With the theme of "Next Frontiers for Growth", this year's forum covers six key pillars, including "A New Global Economy", "China and the World," "Entrepreneurship in the Age of AI," "New Frontiers for Industries," "Investing in People," and "Connecting Climate, Nature and Energy."
At a sub-meeting focusing on future economic growth on Tuesday, international officials and experts said the world must adopt a long-term attitude towards global issues, such as energy transformation and food security.
"It does put up many challenges, particularly in the developing markets and emerging economies, where this is far more difficult to do it, the enabling environment is not always there. Going green is a transition, it is an effort you have to make knowing that you want to be in the long term," said Amina Mohammed, Deputy Secretary-General of the United Nations.
Regarding the geopolitical tensions and conflicts worldwide, guests also underscored the importance of fostering unity and cooperation between countries around the world to jointly respond to global challenges.
Some called for an improved understanding and recognition of the shifting and rebalancing the economy is facing in the multipolar world.
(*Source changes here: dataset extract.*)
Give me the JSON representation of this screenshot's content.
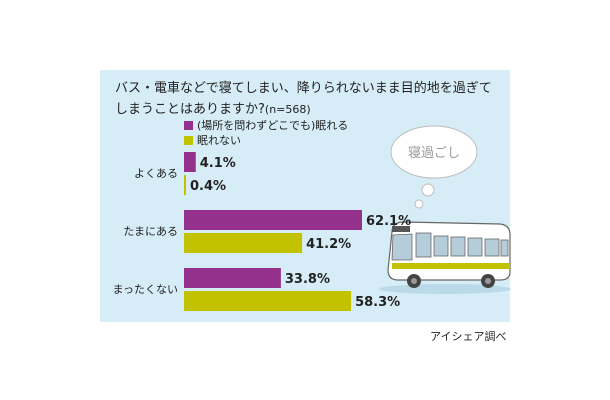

"We are putting on the weight diplomatically on making this world a better place. So we continue working firmly with our global partners towards the geopolitical tensions globally," said Faisal Alibrahim, the Saudi Arabian Minister of Economy and Planning.
"The emergence of multiple different centers of the world has sustained that growth. Globalization is no longer a Western-centered story, it is something that engages regions all over the world, most dramatically this one here, the Indian Ocean economy and the Pacific," said Adam Tooze, a professor at Columbia University's department of history.